Monday, March 8, 2010

Oscar outcome


I was 5 of 6 for the top awards at last night's Oscars. Sandra Bullock's shocking Best Actress win threw my predictions all out of whack. I also missed both screenplay picks, both documentaries, both short subjects, best foreign film, cinematography, sound editing and film editing. Ouch.

Otherwise, the night's big news was the groundbreaking win by Kathryn Bigelow for Best Picture and Best Director for the excellent but little-seen The Hurt Locker. Many people now know Bigelow as the first woman to win a directing Oscar and the ex-wife of James Cameron.

But you may not know that the 58-year-old Bigelow has a long list of credits prior to this year's award-winner.

Let's start with Near Dark, a 1987 roadhouse-meets-vampire film that has become a cult classic. Adrian Pasdar, Lance Henriksen and Bill Paxton star.

Another Bigelow action film is Point Break, the 1991 feature starring Keanu Reeves and Patrick Swayze. Best known for some amazing surfing and sky-diving sequences, the movie also features one of the best hand-held, first-person chases I've ever seen.

A couple of Bigelow films I have yet to watch include Strange Days, a 1995 science fiction feature written by James Cameron and starring Ralph Fiennes and Angela Bassett. Roger Ebert gives the movie four stars, and I am now trying to find the time to watch my DVD from Netflix.

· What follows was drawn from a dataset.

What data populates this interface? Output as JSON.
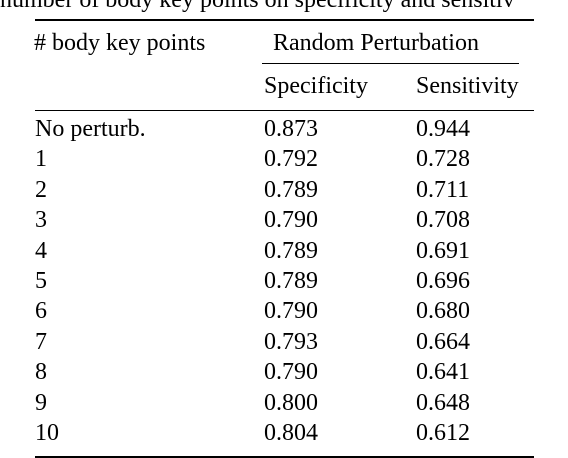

And K-19:The Widowmaker (2002) is Bigelow's latest feature before tackling The Hurt Locker. The submarine drama stars Harrison Ford and Liam Neeson and is next in my Netflix cue.

What's next for Bigelow? This story says she is to direct the pilot for a new HBO series billed as a light family drama. Then she returns to the grittier side of life with a feature about a lawless region in South America known as the Triple Frontier.